Jamila Lyiscott, a poet and educator, delivered a TED Talk back in 2014 about code-switching in which she also explains that she is trilingual. Please take four and a half minutes to watch that TED Talk here…
This is the least boring TED Talk ever. If you’re rolling your eyes at the thought, I swear you won’t regret watching this.
Lyiscott makes it clear that, when done properly, code-switching is a fabulous tool that enables you to speak to various groups of people in their respective dialects, or simply just the way they want to be spoken to. Though it may be perfectly okay for a sibling to call you names, most would agree that it would be inappropriate for a teacher to call you those same names. It is a normal occurence to code-switch, a part of everyday life. It is strange to think that someone would choose to go against this norm.

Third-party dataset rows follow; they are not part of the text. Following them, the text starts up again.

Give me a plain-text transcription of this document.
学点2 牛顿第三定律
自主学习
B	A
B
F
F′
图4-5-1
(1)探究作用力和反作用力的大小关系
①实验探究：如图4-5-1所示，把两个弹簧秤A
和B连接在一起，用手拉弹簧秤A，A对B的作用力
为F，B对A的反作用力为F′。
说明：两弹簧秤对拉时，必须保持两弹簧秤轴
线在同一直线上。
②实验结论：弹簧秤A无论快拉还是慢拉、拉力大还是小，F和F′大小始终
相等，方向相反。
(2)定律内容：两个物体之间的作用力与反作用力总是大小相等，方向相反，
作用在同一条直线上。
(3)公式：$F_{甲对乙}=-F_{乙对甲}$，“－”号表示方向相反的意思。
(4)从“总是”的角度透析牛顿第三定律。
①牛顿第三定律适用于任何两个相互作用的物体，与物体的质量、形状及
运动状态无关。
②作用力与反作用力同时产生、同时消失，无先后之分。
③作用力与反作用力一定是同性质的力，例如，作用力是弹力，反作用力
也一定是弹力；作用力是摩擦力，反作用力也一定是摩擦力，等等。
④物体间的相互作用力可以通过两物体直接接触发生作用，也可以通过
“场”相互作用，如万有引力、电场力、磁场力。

A particular micro-aggression experienced by the narrator in Citizen happens when she is called a name by a friend: “This friend says, as you walk toward her, You are late, you nappy-headed ho. What did you say? you ask, though you have heard every word. This person has never before referred to you like this in your presence, never before code-switched in this manner” (Rankine 41). Included on the page is a photo of the Rutgers women’s basketball team, relevant because white announcer Don Imus referred to them by the same name during a live broadcast. The women in the photo are angry, but not violently so. Imus apologized soon after. The narrator does not include the race of the friend who said this, but as this is a book about racism and it is a racially charged comment, I would imagine that this friend is not black. The narrator is immediately taken aback by the comment, able to quickly acknowledge the false use of the dialect. To be able to code-switch properly, you obviously need to understand the social context that you are in at any given moment. The friend clearly does not understand that she is not the person to be making comments like that, nor is it the time or the place. Perhaps what is worse is that, after the narrator expresses her distaste, the friend is unable to recognize her mistake and instead insists to the narrator that it was just a joke. The narrator intensely compares this whole event to the reopening of a wound (Rankine 42). This is yet another metaphor that Rankine is employing in this book to help express what dealing with these micro-aggressions feels like. These metaphors create some powerful juxtaposition, since the events may be small (micro) but the feelings are huge.
How do you feel about the idea of code-switching?
Has someone ever wrongfully code-switched when speaking to you?
Are there other instances of wrongful code-switching present in the novel that have stuck out to you?